Być może ty, tak jak ja, ciesz się lampką wina. Zwłaszcza jeśli jest to większa szklanka, przynajmniej w połowie pełna dobrego wina.
Być może, jadąc swoją zwykłą falą inteligencji i wyrafinowania, wierzysz, że zawsze możesz zasmakować różnicy między tanim winem, które zasługuje na pudełko lub dziurę w ziemi, a drogim winem, które zasługuje na kolejny rok lub dwa w słabo oświetlonej piwnicy.
Richard Wiseman, psycholog z University of Hertfordshire w Anglii, uważa, że matematycznym prawdopodobieństwem jest to, że nie masz pojęcia, o czym mówisz.
Wiseman zdecydował, że skorzysta z okazji tegorocznego Edinburgh International Science Festival, by przeprowadzić eksperyment.
Według Strażnika Wiseman poprosił 578 uczestników o przeprowadzenie ślepej próby.
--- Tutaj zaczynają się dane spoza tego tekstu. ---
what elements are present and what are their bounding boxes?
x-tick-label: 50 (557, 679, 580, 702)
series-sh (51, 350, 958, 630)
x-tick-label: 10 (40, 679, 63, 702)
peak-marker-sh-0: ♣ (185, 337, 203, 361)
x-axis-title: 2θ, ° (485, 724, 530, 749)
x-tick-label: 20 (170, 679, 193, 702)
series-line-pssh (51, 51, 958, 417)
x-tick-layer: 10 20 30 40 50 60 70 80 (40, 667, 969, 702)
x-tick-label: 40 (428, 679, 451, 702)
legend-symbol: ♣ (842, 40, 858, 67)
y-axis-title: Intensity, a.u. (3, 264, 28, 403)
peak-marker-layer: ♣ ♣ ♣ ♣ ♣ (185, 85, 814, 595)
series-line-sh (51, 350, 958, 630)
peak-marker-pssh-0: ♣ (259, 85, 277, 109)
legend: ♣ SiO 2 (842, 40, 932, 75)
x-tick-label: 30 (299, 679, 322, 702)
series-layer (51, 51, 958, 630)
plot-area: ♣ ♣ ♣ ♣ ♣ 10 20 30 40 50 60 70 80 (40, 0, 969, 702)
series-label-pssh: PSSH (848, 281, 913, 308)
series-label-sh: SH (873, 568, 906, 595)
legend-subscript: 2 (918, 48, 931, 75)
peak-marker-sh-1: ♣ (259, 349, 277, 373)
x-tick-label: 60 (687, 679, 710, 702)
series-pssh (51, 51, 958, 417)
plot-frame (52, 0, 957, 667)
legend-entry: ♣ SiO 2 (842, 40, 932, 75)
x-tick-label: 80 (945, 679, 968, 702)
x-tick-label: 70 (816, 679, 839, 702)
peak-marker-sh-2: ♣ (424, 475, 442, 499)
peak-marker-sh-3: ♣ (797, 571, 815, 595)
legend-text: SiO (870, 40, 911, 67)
Celem było sprawdzenie, czy ci mądrzy i, bez wątpienia, wysubtelni naukowcy i akolici, potrafią odróżnić cenny pinot od grigio grigio.
Jego wniosek wydaje się mieć jasność umysłu pozbawionego bordo.
Powiedział Guardian: "Ludzie po prostu nie mogli odróżnić taniego od drogiego wina, a kiedy znasz odpowiedź, oszukujesz się, że możesz odróżnić, ale większość ludzi po prostu nie potrafi."
Matematyka podyktowałaby, że po prostu zgadywanie dałoby 50 procent rezultatu. Jednak w przypadku niektórych odmian istniała dość pijana rozbieżność między matematyką a ciemną rzeczywistością.
Wino, które oszukało większość ludzi, było w istocie bordo, a tylko 39 procent ludzi było w stanie odróżnić wino o cenie około 23 USD i jedno, które musiało zostać sprzedane z wiadra za nieco ponad 5 USD.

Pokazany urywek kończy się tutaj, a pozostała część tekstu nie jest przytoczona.